Leslie Dwyre is being remembered for her passion for teaching, for her commitment to her students and for her energetic personality.
Dwyre, a 27-year-old who was teaching Grade 8 at Hillcrest Public School in Estevan, was murdered on April 21, in what was Estevan's first homicide in more than six years.
Since her death, students and staff at Hillcrest and at Bienfait Weldon School – the school where she taught in 2012-13 – have been struggling to cope with the news.
Hillcrest principal David Gillingham said the outpouring of grief reflects the contributions she made in her short tenure at the school.
“Ms. Dwyre is a teacher that is going to be much missed in our building, and she made an impact while she was here,” said Gillingham. “The school is definitely a better place for her having been a part of it.
“She was very positive, with a bubbly sort of personality, a great smile and a great sense of humour. She was one of those very dedicated, professional teachers who constantly worked to become better at it. She'd always try to find new ways to reach kids.”
Dwyre dreamed of being a teacher from an early age, Gillingham said, and it reflected in her commitment to the profession.
He described her as empathetic, as willing to give someone a second chance, and as having a positive outlook on life.
“She had a really close, personal relationship with a lot of the staff here,” said Gillingham. “She was a very valued friend and colleague for many of the staff, so the staff are also in a state of grief.”
Dwyre helped, in the background, with a variety of extracurricular activities at the school, Gillingham said. And she was involved with professional development efforts, too.
Grief counsellors and Victims Services workers were brought in to help the school community cope. Three additional counsellors arrived on April 22 after students were informed of Dwyre's death. Two of the counsellors remained through April 25.
One stayed at the school until April 30.
Two Victim Services workers were accessible through April 30.
“The support that they have given to staff and students has been phenomenal,” said Gillingham. “We would not have gotten through this week without them.”
Additional teachers and support staff were at the school the first couple days after Dwyre's passing, so that a teacher could leave their classroom briefly to talk to a counsellor.
The division, its leadership, and the community have provided tremendous support since Dwyre's death, Gillingham said.

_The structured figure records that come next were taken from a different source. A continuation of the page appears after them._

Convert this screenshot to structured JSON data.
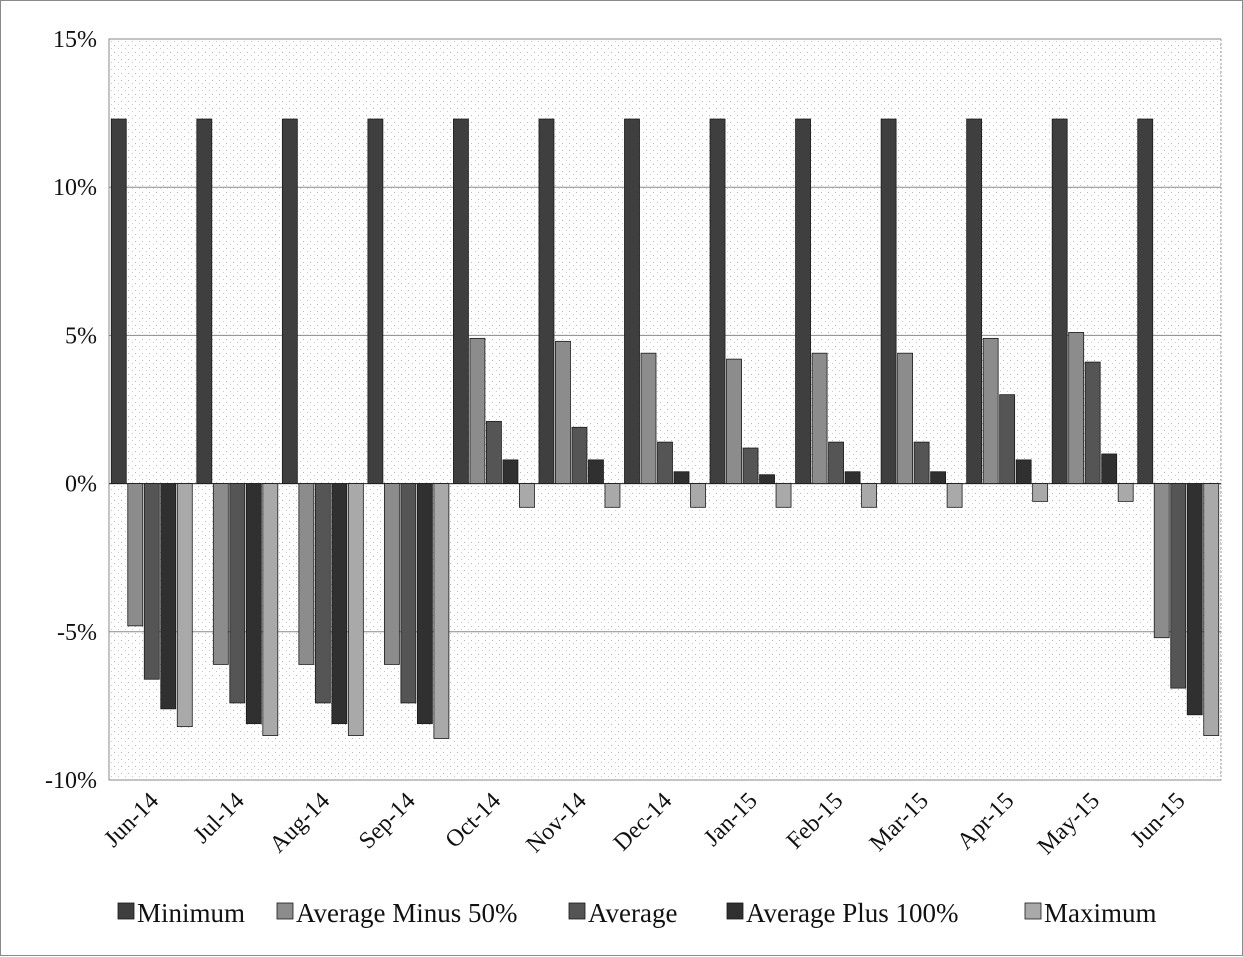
{
  "chart_data": {
    "type": "bar",
    "title": "",
    "xlabel": "",
    "ylabel": "",
    "ylim": [
      -10,
      15
    ],
    "y_ticks": [
      {
        "value": 15,
        "label": "15%"
      },
      {
        "value": 10,
        "label": "10%"
      },
      {
        "value": 5,
        "label": "5%"
      },
      {
        "value": 0,
        "label": "0%"
      },
      {
        "value": -5,
        "label": "-5%"
      },
      {
        "value": -10,
        "label": "-10%"
      }
    ],
    "grid": true,
    "legend_position": "bottom",
    "categories": [
      "Jun-14",
      "Jul-14",
      "Aug-14",
      "Sep-14",
      "Oct-14",
      "Nov-14",
      "Dec-14",
      "Jan-15",
      "Feb-15",
      "Mar-15",
      "Apr-15",
      "May-15",
      "Jun-15"
    ],
    "series": [
      {
        "name": "Minimum",
        "color": "#3f3f3f",
        "values": [
          12.3,
          12.3,
          12.3,
          12.3,
          12.3,
          12.3,
          12.3,
          12.3,
          12.3,
          12.3,
          12.3,
          12.3,
          12.3
        ]
      },
      {
        "name": "Average Minus 50%",
        "color": "#8c8c8c",
        "values": [
          -4.8,
          -6.1,
          -6.1,
          -6.1,
          4.9,
          4.8,
          4.4,
          4.2,
          4.4,
          4.4,
          4.9,
          5.1,
          -5.2
        ]
      },
      {
        "name": "Average",
        "color": "#555555",
        "values": [
          -6.6,
          -7.4,
          -7.4,
          -7.4,
          2.1,
          1.9,
          1.4,
          1.2,
          1.4,
          1.4,
          3.0,
          4.1,
          -6.9
        ]
      },
      {
        "name": "Average Plus 100%",
        "color": "#303030",
        "values": [
          -7.6,
          -8.1,
          -8.1,
          -8.1,
          0.8,
          0.8,
          0.4,
          0.3,
          0.4,
          0.4,
          0.8,
          1.0,
          -7.8
        ]
      },
      {
        "name": "Maximum",
        "color": "#a9a9a9",
        "values": [
          -8.2,
          -8.5,
          -8.5,
          -8.6,
          -0.8,
          -0.8,
          -0.8,
          -0.8,
          -0.8,
          -0.8,
          -0.6,
          -0.6,
          -8.5
        ]
      }
    ]
  }
}
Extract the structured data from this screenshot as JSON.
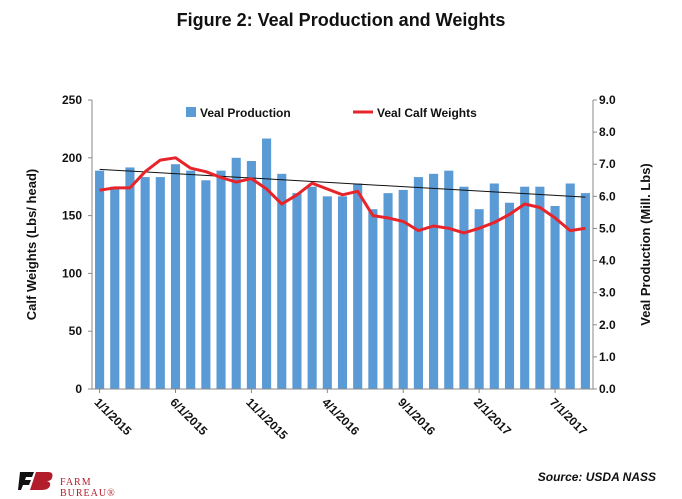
{
  "title": "Figure 2: Veal Production and Weights",
  "source": "Source: USDA NASS",
  "logo": {
    "text": "FARM BUREAU®",
    "icon": "farm-bureau-logo-icon",
    "color": "#b21e2b"
  },
  "chart_data": {
    "type": "bar",
    "x_tick_labels": [
      "1/1/2015",
      "6/1/2015",
      "11/1/2015",
      "4/1/2016",
      "9/1/2016",
      "2/1/2017",
      "7/1/2017"
    ],
    "left_ylabel": "Calf Weights (Lbs/ head)",
    "right_ylabel": "Veal Production (Mill. Lbs)",
    "left_ylim": [
      0,
      250
    ],
    "right_ylim": [
      0.0,
      9.0
    ],
    "left_ticks": [
      "0",
      "50",
      "100",
      "150",
      "200",
      "250"
    ],
    "right_ticks": [
      "0.0",
      "1.0",
      "2.0",
      "3.0",
      "4.0",
      "5.0",
      "6.0",
      "7.0",
      "8.0",
      "9.0"
    ],
    "grid": false,
    "legend_position": "top",
    "series": [
      {
        "name": "Veal Production",
        "type": "bar",
        "axis": "right",
        "color": "#5b9bd5",
        "values": [
          6.8,
          6.3,
          6.9,
          6.6,
          6.6,
          7.0,
          6.8,
          6.5,
          6.8,
          7.2,
          7.1,
          7.8,
          6.7,
          6.1,
          6.3,
          6.0,
          6.0,
          6.4,
          5.6,
          6.1,
          6.2,
          6.6,
          6.7,
          6.8,
          6.3,
          5.6,
          6.4,
          5.8,
          6.3,
          6.3,
          5.7,
          6.4,
          6.1
        ]
      },
      {
        "name": "Veal Calf Weights",
        "type": "line",
        "axis": "left",
        "color": "#e8242b",
        "values": [
          172,
          174,
          174,
          188,
          198,
          200,
          191,
          188,
          183,
          179,
          182,
          173,
          160,
          168,
          178,
          173,
          168,
          171,
          150,
          148,
          145,
          137,
          141,
          139,
          135,
          139,
          144,
          151,
          160,
          157,
          148,
          137,
          139
        ]
      },
      {
        "name": "",
        "type": "trendline",
        "axis": "left",
        "color": "#111111",
        "values": [
          190,
          166
        ]
      }
    ]
  }
}
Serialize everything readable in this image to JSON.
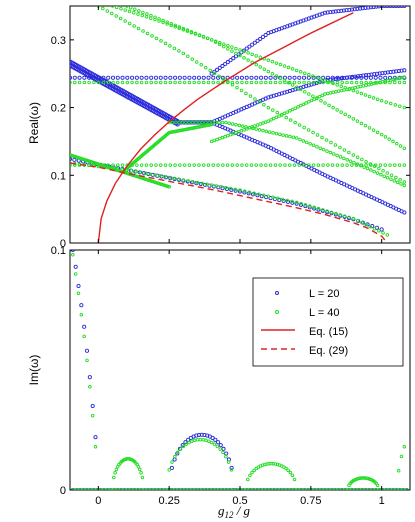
{
  "figure": {
    "xlabel": "g12 / g",
    "xlabel_main": "g",
    "xlabel_sub": "12",
    "xlabel_tail": " / g"
  },
  "colors": {
    "L20": "#2b2bdc",
    "L40": "#22dd22",
    "eq15": "#e02020",
    "eq29": "#e02020"
  },
  "chart_data": [
    {
      "type": "scatter",
      "ylabel": "Real(ω)",
      "xlim": [
        -0.1,
        1.1
      ],
      "ylim": [
        0,
        0.35
      ],
      "xticks": [
        0,
        0.25,
        0.5,
        0.75,
        1
      ],
      "xticklabels": [
        "",
        "",
        "",
        "",
        ""
      ],
      "yticks": [
        0,
        0.1,
        0.2,
        0.3
      ],
      "yticklabels": [
        "0",
        "0.1",
        "0.2",
        "0.3"
      ],
      "series": [
        {
          "name": "L = 20",
          "color": "#2b2bdc",
          "kind": "points",
          "branches": [
            {
              "x": [
                -0.1,
                1.08
              ],
              "y": [
                0.244,
                0.244
              ]
            },
            {
              "x": [
                -0.1,
                0.28
              ],
              "y": [
                0.268,
                0.18
              ]
            },
            {
              "x": [
                -0.1,
                0.28
              ],
              "y": [
                0.262,
                0.175
              ]
            },
            {
              "x": [
                0.28,
                0.4
              ],
              "y": [
                0.178,
                0.178
              ]
            },
            {
              "x": [
                0.4,
                0.6,
                0.8,
                1.08
              ],
              "y": [
                0.178,
                0.215,
                0.24,
                0.255
              ]
            },
            {
              "x": [
                0.4,
                0.6,
                0.8,
                1.08
              ],
              "y": [
                0.178,
                0.142,
                0.1,
                0.045
              ]
            },
            {
              "x": [
                0.4,
                0.6,
                0.8,
                1.0,
                1.08
              ],
              "y": [
                0.25,
                0.31,
                0.34,
                0.35,
                0.35
              ]
            },
            {
              "x": [
                -0.1,
                0.1,
                0.3,
                0.5,
                0.7,
                0.9,
                1.0
              ],
              "y": [
                0.124,
                0.108,
                0.092,
                0.076,
                0.058,
                0.035,
                0.02
              ]
            }
          ]
        },
        {
          "name": "L = 40",
          "color": "#22dd22",
          "kind": "points",
          "branches": [
            {
              "x": [
                -0.1,
                1.08
              ],
              "y": [
                0.237,
                0.237
              ]
            },
            {
              "x": [
                -0.1,
                1.08
              ],
              "y": [
                0.115,
                0.115
              ]
            },
            {
              "x": [
                -0.1,
                0.1,
                0.3,
                0.5,
                0.7,
                0.9,
                1.02
              ],
              "y": [
                0.118,
                0.108,
                0.093,
                0.078,
                0.06,
                0.036,
                0.012
              ]
            },
            {
              "x": [
                -0.1,
                0.25
              ],
              "y": [
                0.13,
                0.083
              ]
            },
            {
              "x": [
                0.0,
                0.3,
                0.6,
                0.9,
                1.08
              ],
              "y": [
                0.35,
                0.28,
                0.2,
                0.13,
                0.09
              ]
            },
            {
              "x": [
                0.1,
                0.4,
                0.7,
                1.0,
                1.08
              ],
              "y": [
                0.35,
                0.3,
                0.23,
                0.16,
                0.14
              ]
            },
            {
              "x": [
                0.05,
                0.2,
                0.4,
                0.6,
                0.8,
                1.0,
                1.08
              ],
              "y": [
                0.35,
                0.33,
                0.3,
                0.27,
                0.24,
                0.21,
                0.2
              ]
            },
            {
              "x": [
                0.1,
                0.25,
                0.4
              ],
              "y": [
                0.11,
                0.163,
                0.175
              ]
            },
            {
              "x": [
                0.25,
                0.45,
                0.7,
                0.95,
                1.08
              ],
              "y": [
                0.178,
                0.178,
                0.155,
                0.11,
                0.085
              ]
            },
            {
              "x": [
                0.4,
                0.6,
                0.8,
                1.08
              ],
              "y": [
                0.15,
                0.18,
                0.22,
                0.245
              ]
            }
          ]
        },
        {
          "name": "Eq. (15)",
          "color": "#e02020",
          "kind": "line",
          "dash": false,
          "x": [
            0.0,
            0.01,
            0.03,
            0.06,
            0.1,
            0.15,
            0.2,
            0.25,
            0.3,
            0.35,
            0.4,
            0.45,
            0.5,
            0.55,
            0.6,
            0.65,
            0.7,
            0.75,
            0.8,
            0.85,
            0.9
          ],
          "y": [
            0.0,
            0.036,
            0.062,
            0.088,
            0.113,
            0.139,
            0.16,
            0.179,
            0.196,
            0.212,
            0.226,
            0.24,
            0.253,
            0.266,
            0.277,
            0.288,
            0.299,
            0.31,
            0.32,
            0.33,
            0.34
          ]
        },
        {
          "name": "Eq. (29)",
          "color": "#e02020",
          "kind": "line",
          "dash": true,
          "x": [
            -0.1,
            0.0,
            0.1,
            0.2,
            0.3,
            0.4,
            0.5,
            0.6,
            0.7,
            0.8,
            0.9,
            0.95,
            1.0,
            1.02
          ],
          "y": [
            0.118,
            0.112,
            0.103,
            0.095,
            0.087,
            0.079,
            0.07,
            0.061,
            0.052,
            0.042,
            0.03,
            0.022,
            0.01,
            0.0
          ]
        }
      ]
    },
    {
      "type": "scatter",
      "ylabel": "Im(ω)",
      "xlim": [
        -0.1,
        1.1
      ],
      "ylim": [
        0,
        0.1
      ],
      "xticks": [
        0,
        0.25,
        0.5,
        0.75,
        1
      ],
      "xticklabels": [
        "0",
        "0.25",
        "0.5",
        "0.75",
        "1"
      ],
      "yticks": [
        0,
        0.1
      ],
      "yticklabels": [
        "0",
        "0.1"
      ],
      "legend": {
        "placement": "top-right",
        "entries": [
          "L = 20",
          "L = 40",
          "Eq. (15)",
          "Eq. (29)"
        ]
      },
      "series": [
        {
          "name": "L = 20",
          "color": "#2b2bdc",
          "kind": "points",
          "points": [
            {
              "x": -0.09,
              "y": 0.1
            },
            {
              "x": -0.08,
              "y": 0.093
            },
            {
              "x": -0.07,
              "y": 0.085
            },
            {
              "x": -0.06,
              "y": 0.077
            },
            {
              "x": -0.05,
              "y": 0.068
            },
            {
              "x": -0.04,
              "y": 0.058
            },
            {
              "x": -0.03,
              "y": 0.047
            },
            {
              "x": -0.02,
              "y": 0.035
            },
            {
              "x": -0.01,
              "y": 0.022
            }
          ],
          "arcs": [
            {
              "x0": 0.25,
              "x1": 0.48,
              "ymax": 0.023
            }
          ],
          "baseline": [
            -0.1,
            1.1
          ]
        },
        {
          "name": "L = 40",
          "color": "#22dd22",
          "kind": "points",
          "points": [
            {
              "x": -0.09,
              "y": 0.098
            },
            {
              "x": -0.08,
              "y": 0.09
            },
            {
              "x": -0.07,
              "y": 0.082
            },
            {
              "x": -0.06,
              "y": 0.073
            },
            {
              "x": -0.05,
              "y": 0.064
            },
            {
              "x": -0.04,
              "y": 0.054
            },
            {
              "x": -0.03,
              "y": 0.043
            },
            {
              "x": -0.02,
              "y": 0.031
            },
            {
              "x": -0.01,
              "y": 0.018
            },
            {
              "x": 1.08,
              "y": 0.018
            },
            {
              "x": 1.07,
              "y": 0.014
            },
            {
              "x": 1.06,
              "y": 0.008
            }
          ],
          "arcs": [
            {
              "x0": 0.05,
              "x1": 0.16,
              "ymax": 0.013
            },
            {
              "x0": 0.24,
              "x1": 0.48,
              "ymax": 0.021
            },
            {
              "x0": 0.52,
              "x1": 0.7,
              "ymax": 0.011
            },
            {
              "x0": 0.88,
              "x1": 0.99,
              "ymax": 0.005
            }
          ],
          "baseline": [
            -0.1,
            1.1
          ]
        }
      ]
    }
  ]
}
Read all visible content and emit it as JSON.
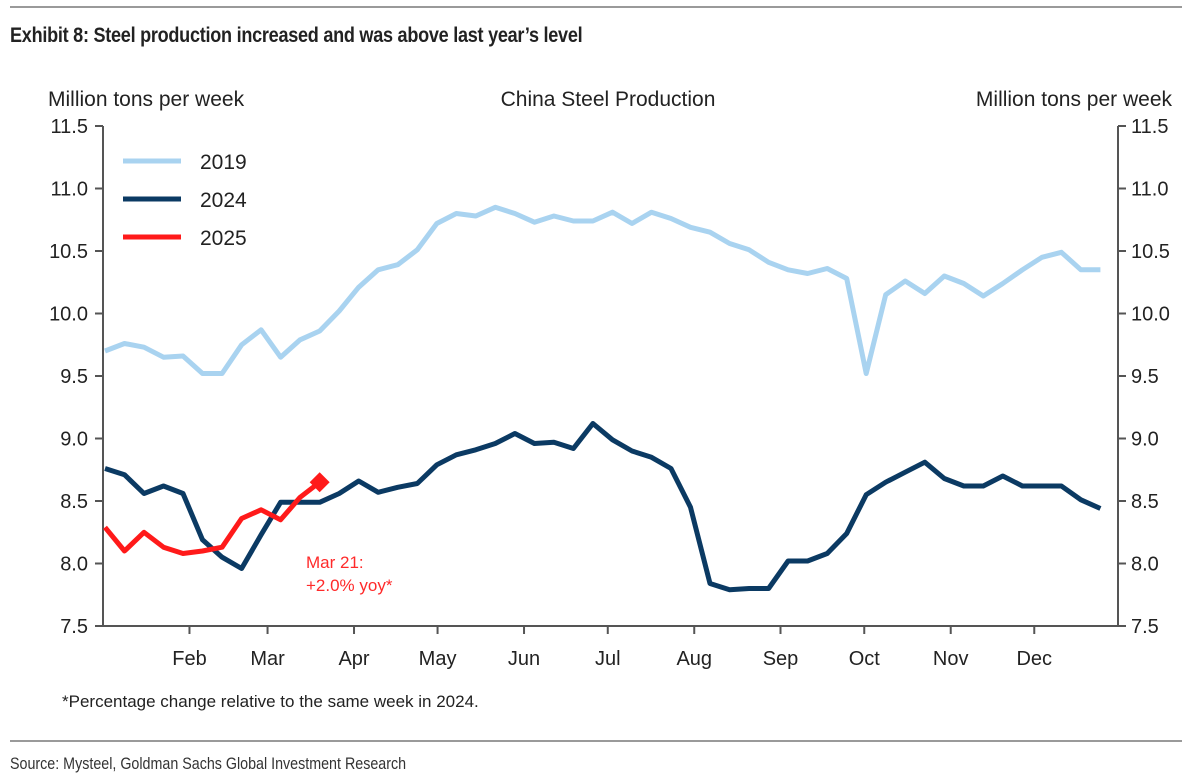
{
  "exhibit": {
    "title": "Exhibit 8: Steel production increased and was above last year’s level",
    "source": "Source: Mysteel, Goldman Sachs Global Investment Research",
    "footnote": "*Percentage change relative to the same week in 2024."
  },
  "chart_data": {
    "type": "line",
    "title": "China Steel Production",
    "ylabel_left": "Million tons per week",
    "ylabel_right": "Million tons per week",
    "xlabel": "",
    "ylim": [
      7.5,
      11.5
    ],
    "yticks": [
      7.5,
      8.0,
      8.5,
      9.0,
      9.5,
      10.0,
      10.5,
      11.0,
      11.5
    ],
    "ytick_labels": [
      "7.5",
      "8.0",
      "8.5",
      "9.0",
      "9.5",
      "10.0",
      "10.5",
      "11.0",
      "11.5"
    ],
    "x_unit": "week of year",
    "xlim_weeks": [
      0,
      52
    ],
    "xticks": [
      {
        "label": "Feb",
        "week": 4.43
      },
      {
        "label": "Mar",
        "week": 8.43
      },
      {
        "label": "Apr",
        "week": 12.86
      },
      {
        "label": "May",
        "week": 17.14
      },
      {
        "label": "Jun",
        "week": 21.57
      },
      {
        "label": "Jul",
        "week": 25.86
      },
      {
        "label": "Aug",
        "week": 30.29
      },
      {
        "label": "Sep",
        "week": 34.71
      },
      {
        "label": "Oct",
        "week": 39.0
      },
      {
        "label": "Nov",
        "week": 43.43
      },
      {
        "label": "Dec",
        "week": 47.71
      }
    ],
    "grid": false,
    "legend_position": "top-left",
    "series": [
      {
        "name": "2019",
        "color": "#a9d3f0",
        "values": [
          9.7,
          9.76,
          9.73,
          9.65,
          9.66,
          9.52,
          9.52,
          9.75,
          9.87,
          9.65,
          9.79,
          9.86,
          10.02,
          10.21,
          10.35,
          10.39,
          10.51,
          10.72,
          10.8,
          10.78,
          10.85,
          10.8,
          10.73,
          10.78,
          10.74,
          10.74,
          10.81,
          10.72,
          10.81,
          10.76,
          10.69,
          10.65,
          10.56,
          10.51,
          10.41,
          10.35,
          10.32,
          10.36,
          10.28,
          9.52,
          10.15,
          10.26,
          10.16,
          10.3,
          10.24,
          10.14,
          10.24,
          10.35,
          10.45,
          10.49,
          10.35,
          10.35
        ]
      },
      {
        "name": "2024",
        "color": "#0b3a63",
        "values": [
          8.76,
          8.71,
          8.56,
          8.62,
          8.56,
          8.19,
          8.05,
          7.96,
          8.23,
          8.49,
          8.49,
          8.49,
          8.56,
          8.66,
          8.57,
          8.61,
          8.64,
          8.79,
          8.87,
          8.91,
          8.96,
          9.04,
          8.96,
          8.97,
          8.92,
          9.12,
          8.99,
          8.9,
          8.85,
          8.76,
          8.45,
          7.84,
          7.79,
          7.8,
          7.8,
          8.02,
          8.02,
          8.08,
          8.24,
          8.55,
          8.65,
          8.73,
          8.81,
          8.68,
          8.62,
          8.62,
          8.7,
          8.62,
          8.62,
          8.62,
          8.51,
          8.44
        ]
      },
      {
        "name": "2025",
        "color": "#ff1a1a",
        "values": [
          8.29,
          8.1,
          8.25,
          8.13,
          8.08,
          8.1,
          8.13,
          8.36,
          8.43,
          8.35,
          8.53,
          8.65
        ],
        "last_point_marker": "diamond"
      }
    ],
    "annotations": [
      {
        "text_line1": "Mar 21:",
        "text_line2": "+2.0% yoy*",
        "color": "#ff2a2a",
        "anchor": "2025 last point"
      }
    ]
  }
}
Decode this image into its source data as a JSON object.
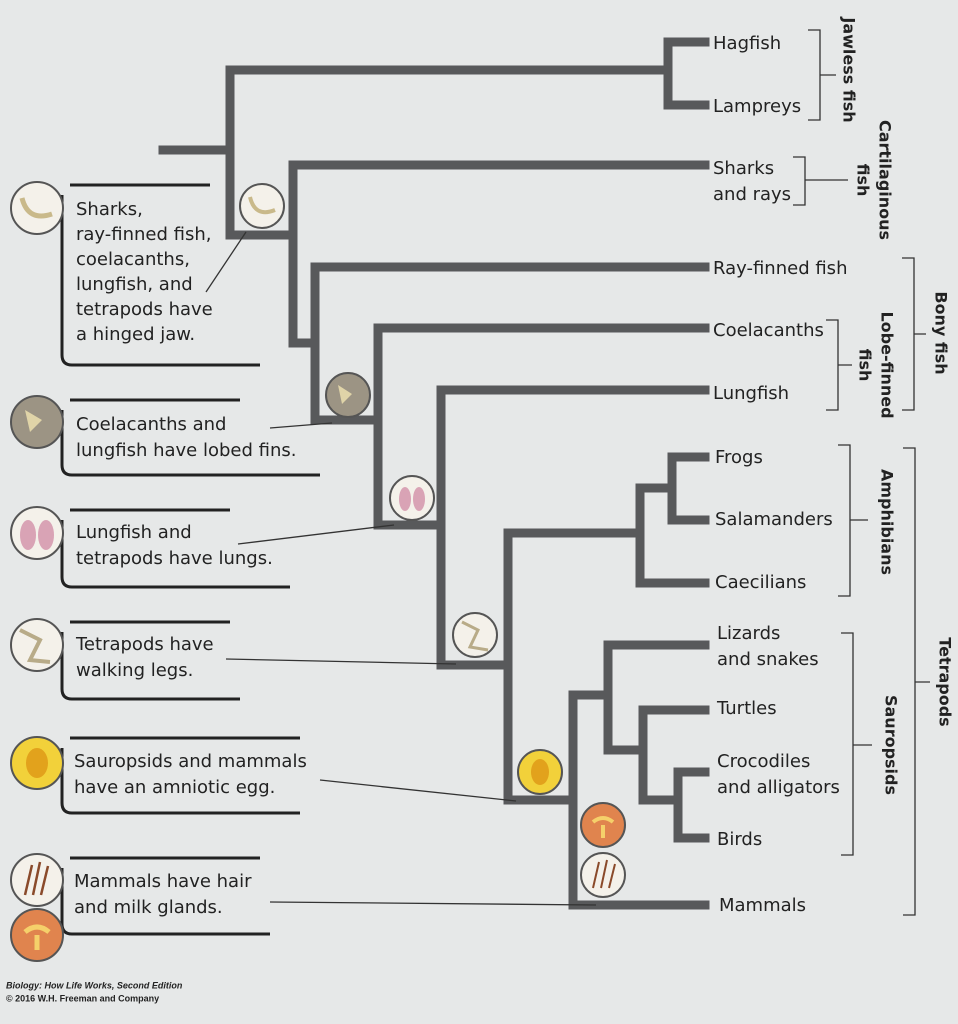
{
  "taxa": [
    [
      "Hagfish"
    ],
    [
      "Lampreys"
    ],
    [
      "Sharks",
      "and rays"
    ],
    [
      "Ray-finned fish"
    ],
    [
      "Coelacanths"
    ],
    [
      "Lungfish"
    ],
    [
      "Frogs"
    ],
    [
      "Salamanders"
    ],
    [
      "Caecilians"
    ],
    [
      "Lizards",
      "and snakes"
    ],
    [
      "Turtles"
    ],
    [
      "Crocodiles",
      "and alligators"
    ],
    [
      "Birds"
    ],
    [
      "Mammals"
    ]
  ],
  "groups": [
    [
      "Jawless fish"
    ],
    [
      "Cartilaginous",
      "fish"
    ],
    [
      "Bony fish"
    ],
    [
      "Lobe-finned",
      "fish"
    ],
    [
      "Amphibians"
    ],
    [
      "Sauropsids"
    ],
    [
      "Tetrapods"
    ]
  ],
  "callouts": [
    [
      "Sharks,",
      "ray-finned fish,",
      "coelacanths,",
      "lungfish, and",
      "tetrapods have",
      "a hinged jaw."
    ],
    [
      "Coelacanths and",
      "lungfish have lobed fins."
    ],
    [
      "Lungfish and",
      "tetrapods have lungs."
    ],
    [
      "Tetrapods have",
      "walking legs."
    ],
    [
      "Sauropsids and mammals",
      "have an amniotic egg."
    ],
    [
      "Mammals have hair",
      "and milk glands."
    ]
  ],
  "credit": [
    "Biology: How Life Works, Second Edition",
    "© 2016 W.H. Freeman and Company"
  ]
}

A monument wall for Dwyre has been added to the front entrance of the school, and reminds everyone of her impact on Hillcrest. It offers students and staff to share memories and anecdotes, and it features poems, essays, photos and drawings.
“It's whatever people need to share their grief, and it's whatever people need in terms of saying goodbye,” said Gillingham. “It's really open as to what that means to people, but if you had something you wanted to say, and you needed a chance to say it, there's an opportunity to put it up there.”
Hillcrest held a memorial service on April 29. There was a video tribute from Dwyre's Grade 8 class, as well as speeches, poems and music.